Paraplegia Pós-Trauma: Identificação da Lesão Medular

UNCISAL - Universidade Estadual de Ciências da Saúde de Alagoas — Prova 2020

Enunciado

Paciente de 25 anos sofreu acidente automobilístico, colisão carro x carro frontal. Ficou preso nas ferragens e os bombeiros já haviam efetuado a extricação do paciente. Ao chegar ao local a equipe do SAMU encontrou o paciente com sangramento em toda a face, abertura ocular espontânea, respondendo de forma desconexa às solicitações verbais, sem movimentar os membros inferiores e localizava a dor. Ventilação bilateral, pulso cheio e enchimento capilar < que 2”. Responda as questões de acordo com o caso acima: Paciente apresentava paraplegia no local, qual segmento da coluna vertebral mais provavelmente foi lesionado?

Alternativas

  1. A) Segmento cervical (C1- C4)
  2. B) Segmento cervical (C5 – C7)
  3. C) Segmento torácico (T6 – T10)
  4. D) Segmento lombar (L3 – L5)
  5. E) Nenhum segmento afetado

Pérola Clínica

Paraplegia em trauma → suspeitar lesão medular torácica (T1-T12) ou lombar alta.

Resumo-Chave

A paraplegia indica lesão medular abaixo do nível cervical, afetando os membros inferiores. Lesões na coluna torácica (T1-T12) são as mais comuns a causar paraplegia, enquanto lesões cervicais resultam em tetraplegia. A avaliação inicial deve focar na estabilização e imobilização da coluna.

Contexto Educacional

A lesão medular traumática é uma condição devastadora que pode resultar em déficits neurológicos permanentes. A identificação precoce e o manejo adequado são cruciais para minimizar o dano. A epidemiologia mostra que acidentes automobilísticos são uma das principais causas de trauma raquimedular, especialmente em jovens. A fisiopatologia envolve o dano direto à medula espinhal, seguido por uma cascata de eventos secundários que podem exacerbar a lesão. O diagnóstico é clínico, baseado na avaliação neurológica (motora e sensitiva), e confirmado por exames de imagem como tomografia computadorizada e ressonância magnética. A suspeita deve ser alta em qualquer paciente com trauma de alta energia e déficits neurológicos. O tratamento inicial foca na estabilização da via aérea, respiração e circulação (ABC do trauma), imobilização da coluna e prevenção de lesões secundárias. O prognóstico depende da extensão e nível da lesão, sendo essencial o acompanhamento multidisciplinar para reabilitação.

Perguntas Frequentes

Quais são os sinais de alerta de uma lesão medular em um paciente traumatizado?

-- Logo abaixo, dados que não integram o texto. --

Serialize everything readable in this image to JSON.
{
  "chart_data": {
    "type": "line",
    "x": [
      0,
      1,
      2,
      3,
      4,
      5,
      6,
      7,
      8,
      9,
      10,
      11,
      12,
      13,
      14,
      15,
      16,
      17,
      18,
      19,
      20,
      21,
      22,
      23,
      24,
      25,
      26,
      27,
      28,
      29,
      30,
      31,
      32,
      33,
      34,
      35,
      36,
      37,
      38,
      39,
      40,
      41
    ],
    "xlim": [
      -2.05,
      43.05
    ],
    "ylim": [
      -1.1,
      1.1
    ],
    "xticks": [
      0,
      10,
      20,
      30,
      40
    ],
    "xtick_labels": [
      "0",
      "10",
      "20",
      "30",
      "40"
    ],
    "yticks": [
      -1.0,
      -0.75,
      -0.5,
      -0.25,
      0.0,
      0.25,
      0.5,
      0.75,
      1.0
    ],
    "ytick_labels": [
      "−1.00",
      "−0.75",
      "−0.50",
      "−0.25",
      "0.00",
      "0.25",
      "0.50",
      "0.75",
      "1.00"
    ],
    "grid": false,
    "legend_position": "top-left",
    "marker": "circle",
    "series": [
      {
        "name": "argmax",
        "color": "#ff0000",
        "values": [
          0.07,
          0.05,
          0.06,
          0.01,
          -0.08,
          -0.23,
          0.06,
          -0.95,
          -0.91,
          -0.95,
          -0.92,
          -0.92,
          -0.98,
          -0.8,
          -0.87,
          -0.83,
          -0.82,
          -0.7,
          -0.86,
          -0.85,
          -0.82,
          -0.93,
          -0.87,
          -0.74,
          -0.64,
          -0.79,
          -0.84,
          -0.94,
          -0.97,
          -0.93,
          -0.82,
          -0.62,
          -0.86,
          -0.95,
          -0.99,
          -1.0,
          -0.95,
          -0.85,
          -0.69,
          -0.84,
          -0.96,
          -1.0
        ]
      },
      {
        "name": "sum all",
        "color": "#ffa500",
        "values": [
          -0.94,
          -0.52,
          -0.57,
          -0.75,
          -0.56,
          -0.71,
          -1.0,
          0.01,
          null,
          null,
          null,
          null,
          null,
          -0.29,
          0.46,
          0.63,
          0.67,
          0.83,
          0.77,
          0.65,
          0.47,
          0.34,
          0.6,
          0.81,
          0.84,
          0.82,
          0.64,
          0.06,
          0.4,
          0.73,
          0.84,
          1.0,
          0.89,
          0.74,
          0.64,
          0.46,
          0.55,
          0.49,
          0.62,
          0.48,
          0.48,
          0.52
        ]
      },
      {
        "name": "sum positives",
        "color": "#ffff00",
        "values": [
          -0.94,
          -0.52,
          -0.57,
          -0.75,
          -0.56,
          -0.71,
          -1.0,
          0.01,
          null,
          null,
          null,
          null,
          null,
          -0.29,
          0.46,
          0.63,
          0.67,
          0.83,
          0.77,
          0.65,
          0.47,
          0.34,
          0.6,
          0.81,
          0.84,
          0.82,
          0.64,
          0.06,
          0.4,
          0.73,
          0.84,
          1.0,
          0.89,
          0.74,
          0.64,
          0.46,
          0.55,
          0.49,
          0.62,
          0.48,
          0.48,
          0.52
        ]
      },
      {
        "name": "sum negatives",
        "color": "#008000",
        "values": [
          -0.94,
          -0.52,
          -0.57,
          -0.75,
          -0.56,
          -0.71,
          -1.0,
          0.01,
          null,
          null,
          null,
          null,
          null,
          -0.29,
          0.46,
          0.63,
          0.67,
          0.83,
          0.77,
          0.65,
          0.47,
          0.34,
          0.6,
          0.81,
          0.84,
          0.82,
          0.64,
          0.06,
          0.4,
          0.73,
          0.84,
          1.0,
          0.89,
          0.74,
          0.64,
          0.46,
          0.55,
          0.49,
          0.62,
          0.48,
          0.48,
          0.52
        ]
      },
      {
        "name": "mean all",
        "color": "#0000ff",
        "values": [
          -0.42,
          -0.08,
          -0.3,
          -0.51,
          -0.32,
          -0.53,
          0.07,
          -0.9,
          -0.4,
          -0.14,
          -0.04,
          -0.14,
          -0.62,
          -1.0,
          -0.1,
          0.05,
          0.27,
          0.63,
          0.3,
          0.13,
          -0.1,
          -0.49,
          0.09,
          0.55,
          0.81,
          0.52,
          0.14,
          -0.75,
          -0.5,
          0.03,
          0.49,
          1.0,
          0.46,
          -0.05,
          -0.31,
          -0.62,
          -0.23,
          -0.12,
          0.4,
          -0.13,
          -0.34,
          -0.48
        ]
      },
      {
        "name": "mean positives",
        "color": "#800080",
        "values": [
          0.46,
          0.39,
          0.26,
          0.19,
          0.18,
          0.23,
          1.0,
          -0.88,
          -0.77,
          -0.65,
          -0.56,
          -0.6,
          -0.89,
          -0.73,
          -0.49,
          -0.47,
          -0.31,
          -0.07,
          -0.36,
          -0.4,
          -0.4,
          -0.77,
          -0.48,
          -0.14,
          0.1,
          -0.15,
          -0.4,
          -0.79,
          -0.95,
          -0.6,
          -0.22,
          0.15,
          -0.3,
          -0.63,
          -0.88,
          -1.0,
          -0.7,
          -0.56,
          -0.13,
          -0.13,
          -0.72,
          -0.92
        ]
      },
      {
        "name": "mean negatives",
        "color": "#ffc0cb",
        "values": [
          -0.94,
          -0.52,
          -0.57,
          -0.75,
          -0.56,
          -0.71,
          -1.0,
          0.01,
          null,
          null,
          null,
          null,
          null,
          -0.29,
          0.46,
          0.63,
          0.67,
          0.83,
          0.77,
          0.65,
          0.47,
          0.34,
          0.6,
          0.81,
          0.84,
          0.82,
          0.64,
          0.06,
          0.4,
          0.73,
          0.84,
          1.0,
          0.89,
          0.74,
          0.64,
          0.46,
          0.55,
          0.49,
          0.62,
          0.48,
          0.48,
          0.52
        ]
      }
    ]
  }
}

Sinais incluem déficits motores ou sensitivos, dor na coluna, priapismo, choque neurogênico e incontinência. A avaliação neurológica completa é fundamental.

Como a Escala de Coma de Glasgow (ECG) se aplica na avaliação de trauma raquimedular?

A ECG avalia o nível de consciência, mas não diretamente a lesão medular. É importante para avaliar o trauma cranioencefálico associado e o prognóstico geral do paciente.

Qual a importância da imobilização da coluna em pacientes com suspeita de lesão medular?

A imobilização é crucial para prevenir lesões secundárias e o agravamento do dano neurológico durante o transporte e o manejo inicial do paciente, minimizando movimentos indesejados.